On November 17, 2015, the Federal Energy Regulatory Commission (FERC) issued an order terminating its inquiry on potentially requiring jurisdictional sellers to submit quarterly reports on natural gas transactions.[1]

Three years ago, FERC issued a Notice of Inquiry and requested comments on its proposal to require quarterly reporting of every natural gas transaction within its jurisdiction under the Natural Gas Act (NGA) that entails physical delivery for the next day (or, next day gas) or for the next month (or, next month gas).[2] Section 23 of the NGA directs FERC “to facilitate price transparency in markets for the sale or transportation of physical natural gas in interstate commerce” and grants FERC the authority to require market participants to submit information on the availability and prices of natural gas sold at wholesale and in interstate commerce.

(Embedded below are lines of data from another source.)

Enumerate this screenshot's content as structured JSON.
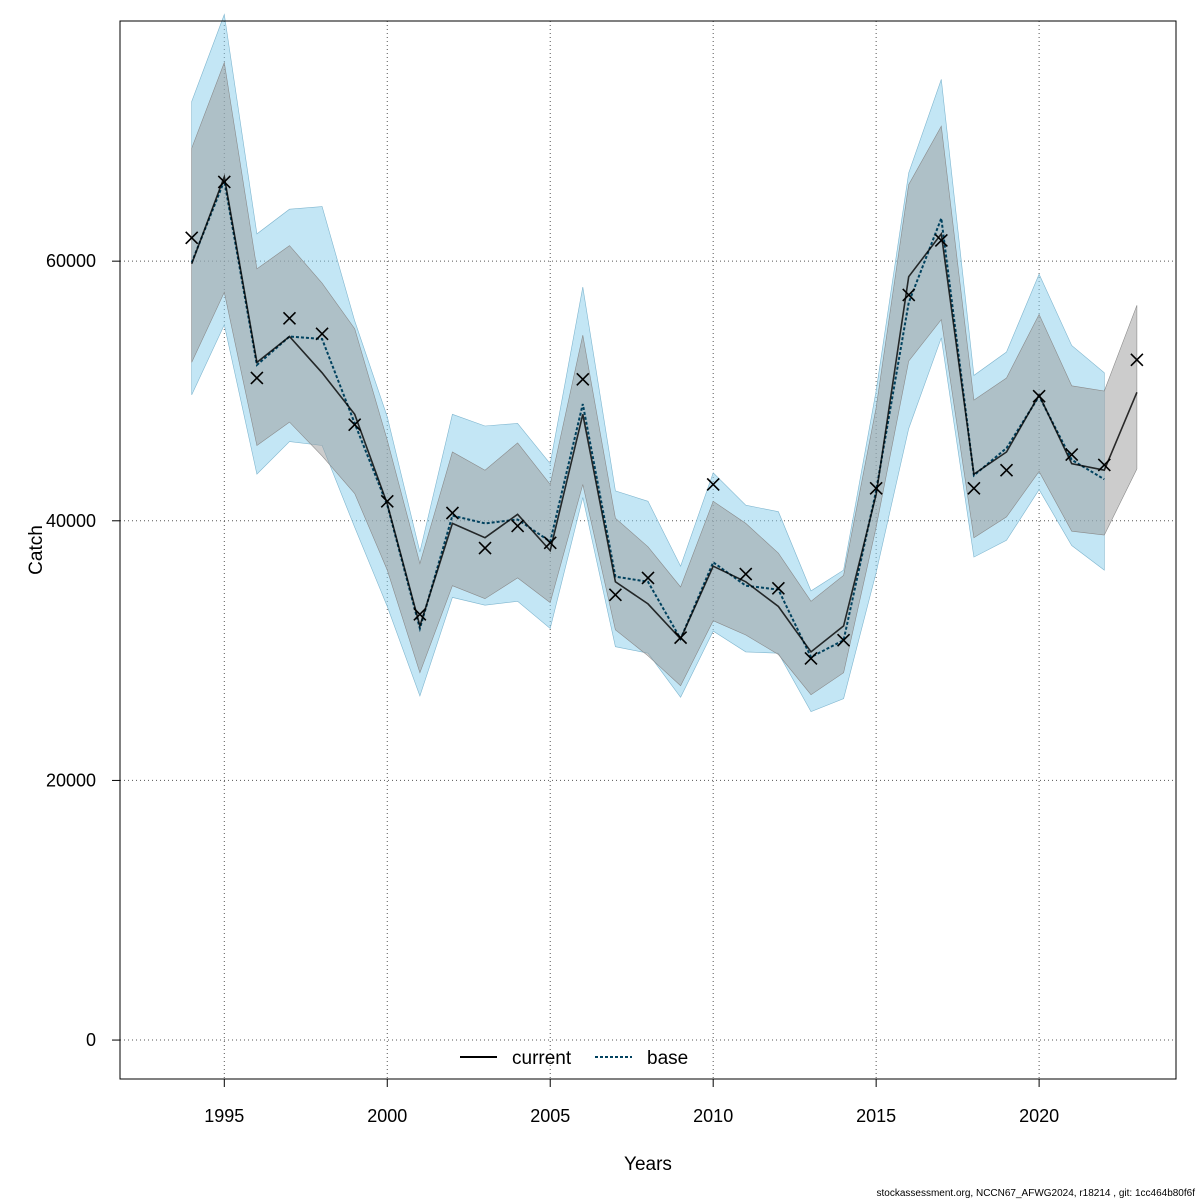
{
  "chart_data": {
    "type": "line",
    "xlabel": "Years",
    "ylabel": "Catch",
    "xlim": [
      1991.8,
      2024.2
    ],
    "ylim": [
      -3000,
      78500
    ],
    "xticks": [
      1995,
      2000,
      2005,
      2010,
      2015,
      2020
    ],
    "yticks": [
      0,
      20000,
      40000,
      60000
    ],
    "grid": true,
    "legend_position": "bottom-center",
    "colors": {
      "current_line": "#000000",
      "current_band": "#9a9a9a",
      "base_line": "#00415e",
      "base_band": "#87ceeb",
      "observed": "#000000"
    },
    "series": [
      {
        "name": "current",
        "x": [
          1994,
          1995,
          1996,
          1997,
          1998,
          1999,
          2000,
          2001,
          2002,
          2003,
          2004,
          2005,
          2006,
          2007,
          2008,
          2009,
          2010,
          2011,
          2012,
          2013,
          2014,
          2015,
          2016,
          2017,
          2018,
          2019,
          2020,
          2021,
          2022,
          2023
        ],
        "values": [
          59800,
          66500,
          52200,
          54200,
          51400,
          48200,
          41300,
          31900,
          39800,
          38700,
          40500,
          37700,
          48200,
          35300,
          33600,
          30900,
          36500,
          35300,
          33400,
          29900,
          31900,
          42000,
          58800,
          62100,
          43600,
          45300,
          49700,
          44400,
          43900,
          49900
        ],
        "lower": [
          52200,
          57600,
          45800,
          47600,
          45000,
          42100,
          36200,
          28300,
          35000,
          34000,
          35600,
          33700,
          42800,
          31600,
          29600,
          27300,
          32300,
          31200,
          29700,
          26600,
          28300,
          39500,
          52300,
          55500,
          38700,
          40300,
          43800,
          39200,
          38900,
          44000
        ],
        "upper": [
          68700,
          75300,
          59400,
          61200,
          58300,
          54800,
          46200,
          36700,
          45300,
          43900,
          46000,
          42800,
          54300,
          40200,
          38000,
          34900,
          41500,
          39800,
          37500,
          33800,
          35800,
          48700,
          65900,
          70400,
          49300,
          51000,
          55900,
          50400,
          50000,
          56600
        ]
      },
      {
        "name": "base",
        "x": [
          1994,
          1995,
          1996,
          1997,
          1998,
          1999,
          2000,
          2001,
          2002,
          2003,
          2004,
          2005,
          2006,
          2007,
          2008,
          2009,
          2010,
          2011,
          2012,
          2013,
          2014,
          2015,
          2016,
          2017,
          2018,
          2019,
          2020,
          2021,
          2022
        ],
        "values": [
          59900,
          66200,
          52000,
          54200,
          54000,
          47500,
          41200,
          31700,
          40400,
          39800,
          40100,
          38400,
          49000,
          35700,
          35300,
          30900,
          36800,
          35000,
          34700,
          29500,
          30800,
          42300,
          56800,
          63300,
          43500,
          45600,
          49600,
          44700,
          43200
        ],
        "lower": [
          49700,
          55100,
          43600,
          46100,
          45800,
          39500,
          33400,
          26500,
          34100,
          33500,
          33800,
          31700,
          41800,
          30300,
          29800,
          26400,
          31500,
          29900,
          29800,
          25300,
          26300,
          36000,
          47100,
          54100,
          37200,
          38500,
          42400,
          38100,
          36200
        ],
        "upper": [
          72300,
          79000,
          62100,
          64000,
          64200,
          55400,
          48000,
          37600,
          48200,
          47300,
          47500,
          44400,
          58000,
          42300,
          41500,
          36500,
          43700,
          41200,
          40700,
          34600,
          36200,
          50000,
          66800,
          74000,
          51200,
          53000,
          59000,
          53500,
          51400
        ]
      }
    ],
    "observed": {
      "x": [
        1994,
        1995,
        1996,
        1997,
        1998,
        1999,
        2000,
        2001,
        2002,
        2003,
        2004,
        2005,
        2006,
        2007,
        2008,
        2009,
        2010,
        2011,
        2012,
        2013,
        2014,
        2015,
        2016,
        2017,
        2018,
        2019,
        2020,
        2021,
        2022,
        2023
      ],
      "values": [
        61800,
        66100,
        51000,
        55600,
        54400,
        47400,
        41500,
        32800,
        40600,
        37900,
        39600,
        38300,
        50900,
        34300,
        35600,
        31000,
        42800,
        35900,
        34800,
        29400,
        30800,
        42500,
        57400,
        61600,
        42500,
        43900,
        49600,
        45100,
        44300,
        52400
      ]
    }
  },
  "legend": {
    "current": "current",
    "base": "base"
  },
  "footer": "stockassessment.org, NCCN67_AFWG2024, r18214 , git: 1cc464b80f6f"
}
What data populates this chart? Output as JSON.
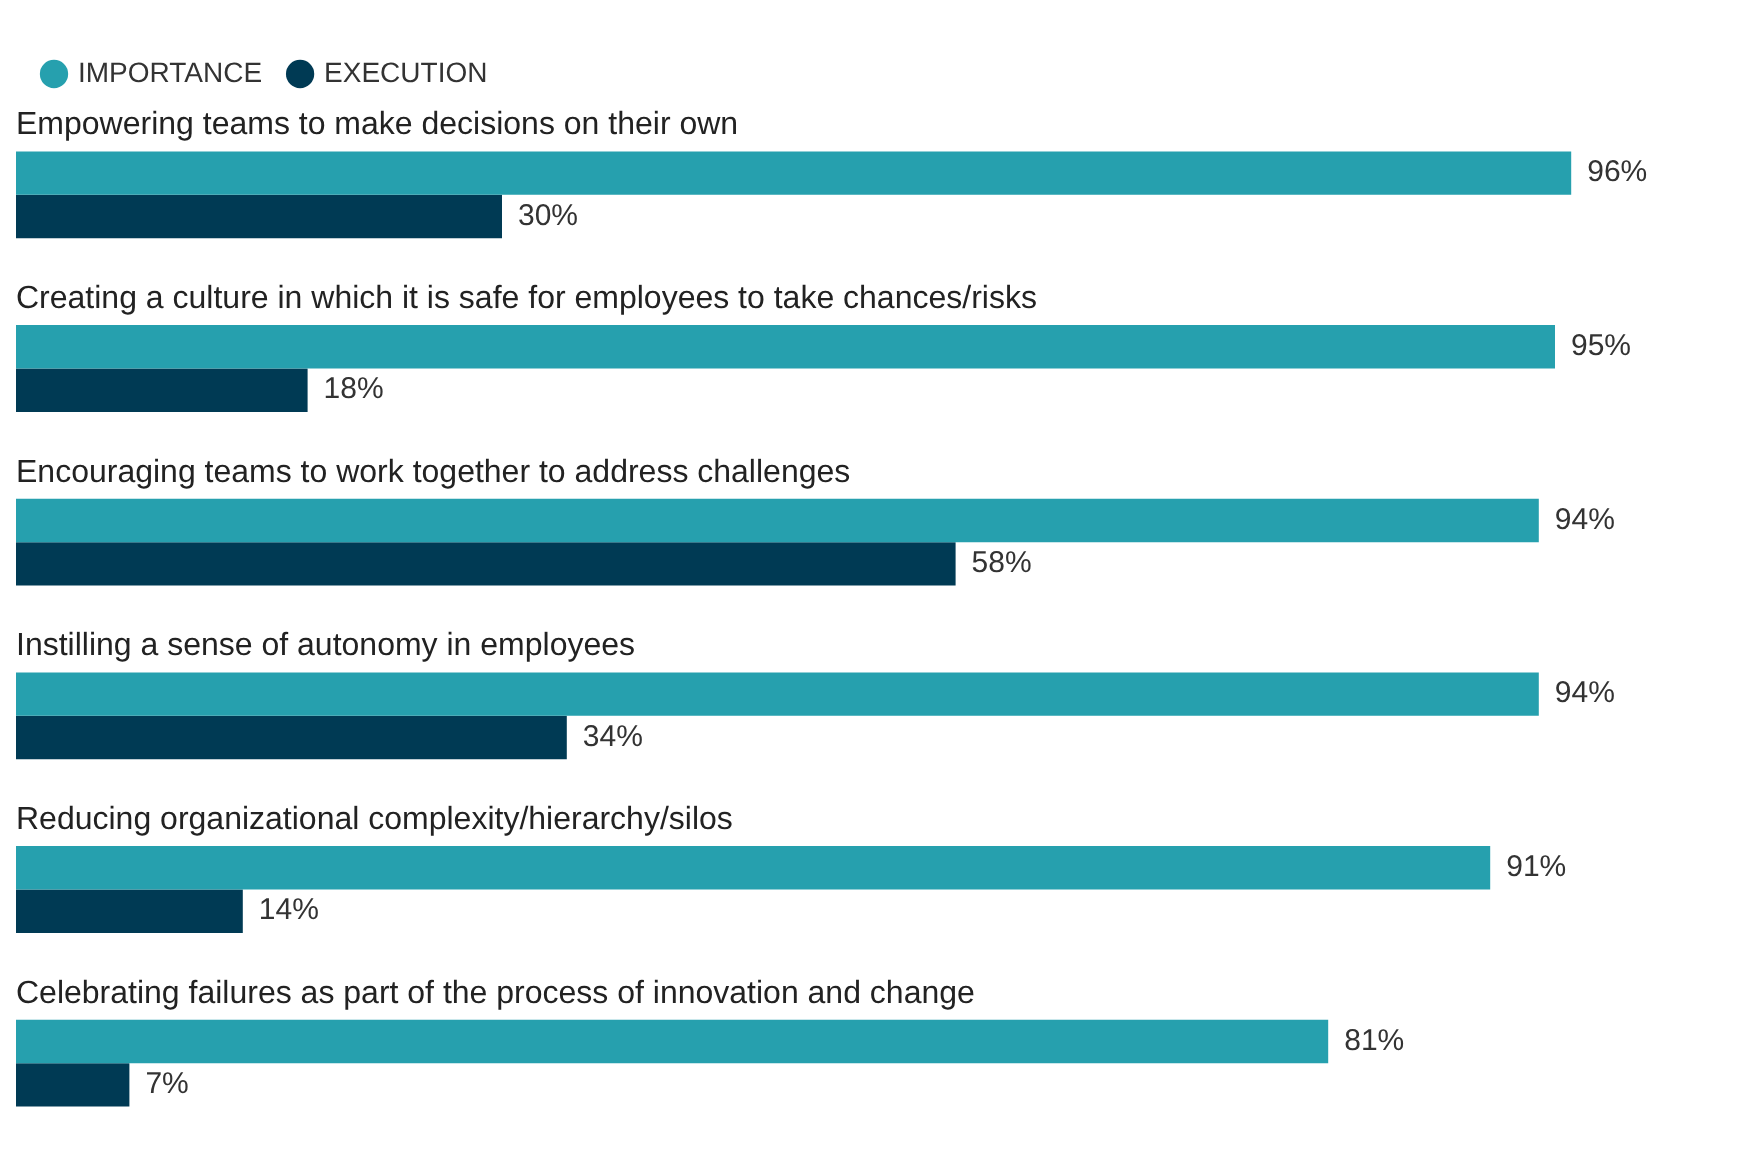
{
  "chart_data": {
    "type": "bar",
    "orientation": "horizontal",
    "categories": [
      "Empowering teams to make decisions on their own",
      "Creating a culture in which it is safe for employees to take chances/risks",
      "Encouraging teams to work together to address challenges",
      "Instilling a sense of autonomy in employees",
      "Reducing organizational complexity/hierarchy/silos",
      "Celebrating failures as part of the process of innovation and change"
    ],
    "series": [
      {
        "name": "IMPORTANCE",
        "color": "#26a0ae",
        "values": [
          96,
          95,
          94,
          94,
          91,
          81
        ],
        "value_labels": [
          "96%",
          "95%",
          "94%",
          "94%",
          "91%",
          "81%"
        ]
      },
      {
        "name": "EXECUTION",
        "color": "#003a54",
        "values": [
          30,
          18,
          58,
          34,
          14,
          7
        ],
        "value_labels": [
          "30%",
          "18%",
          "58%",
          "34%",
          "14%",
          "7%"
        ]
      }
    ],
    "legend": "top left"
  }
}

FERC stated that requiring market participants to report these data points on a regular basis “would facilitate price transparency in the natural gas market by enabling buyers and sellers of natural gas to better understand the trading and prices that contribute to the daily and monthly indices.”[3] It also stated that the additional information would “enhanc[e] its ability to identify the potential for manipulation in the natural gas markets, to examine more efficiently the manipulative behavior, and to assess the effects of manipulation.”[4] It considered requiring market participants to report, for all jurisdictional transactions for delivery of next day or next month gas: (1) the name, address, and contact information of the trading company; (2) the name and location of its holding company; (3) the product traded (i.e., next day or next month gas), (4) trade execution method (i.e., exchange or off-exchange, and the name of the exchange or broker); (5) settlement type (i.e., fixed or index price); (6) volume of natural gas traded; (7) location or hub; (8) price; (9) date and time of the transaction; (10) counterparty; and (11) the index publisher(s) to which each transaction was reported.[5] FERC also considered releasing transactional information to the public on a quarterly basis one month after it is reported to FERC.

FERC sought comments on whether the reporting requirement would provide useful information for improving natural gas market transparency. It also sought comments to specific questions related to: (1) which data elements should be reported and how it should be reported; (2) possible public dissemination of any data reported; (3) the scope of the reporting requirement and whether transactions that are outside of FERC’s jurisdiction under Section 1(b) of the NGA should be reported; and (4) the burden of such reporting on market participants and whether FERC should discontinue existing public data reporting requirements through Form No. 552 after receiving a full year of transactional data.

FERC received 34 sets of comments in response to the Notice of Inquiry. Many commenters stated that the reporting requirement would not enhance natural gas market transparency and urged FERC not to move forward with imposing the reporting requirement. They noted that the requirement would apply to only natural gas sales within FERC’s jurisdiction, which is a small portion of the total natural gas sales, and therefore would not enhance natural gas market transparency. Commenters also noted that the reporting requirement raises the potential for unintended market efficiency risks that outweigh the transparency gains or improved surveillance and raised concerns over the release of the transactional data, which could reveal market sensitive positions and affect the competitiveness of natural gas markets.

To better assess whether the reporting requirement would enhance market transparency, in July 2013, FERC issued data requests to certain natural gas marketers for information about what portion of the total natural gas sales are jurisdictional sales.[6]

In the Order Terminating Proceeding, FERC stated that, in light of the additional physical natural gas market data to which it has gained access, the proposed reporting requirement is not necessary at this time.[7] FERC currently has access to multiple sources of data that provide market transparency and can be used to detect market manipulation. Natural gas market participants that buy or sell more than 2.2 Bcf annually of wholesale natural gas for next day or next month delivery report their annual sales and purchase volumes by product and transaction type on an annual basis through the Form No. 552. FERC receives tick data (i.e., market data that shows the price and volume of every consummated trade) from the Intercontinental Exchange for physical and financial natural gas transactions and natural gas futures tick data from NYMEX. FERC has access to Large Trader Report data from the Commodity Futures Trading Commission. It also has access to information about the transactions that contribute to the formation of daily and monthly indices reported by Platts and the daily indices reported by Natural Gas Intelligence.

FERC’s focus on fraud and market manipulation and its continued and increasing surveillance over natural gas sales remain a key priority, as reflected in the recent Report of Enforcement.[8] FERC also recently issued a notice of proposed rulemaking to amend its regulations to require regional transmission organizations and independent system operators to electronically deliver to FERC data required from its market participants on an ongoing basis that would (1) identify the market participants through a common alpha-numeric identifier; (2) list their “Connected Entities,” which includes entities that have certain ownership, employment, debt, or contractual relationships to the market participants; and (3) describe the nature of the relationship of each Connected Entity.[9] FERC explained that this information with help in its screening and investigative efforts to detect market manipulation.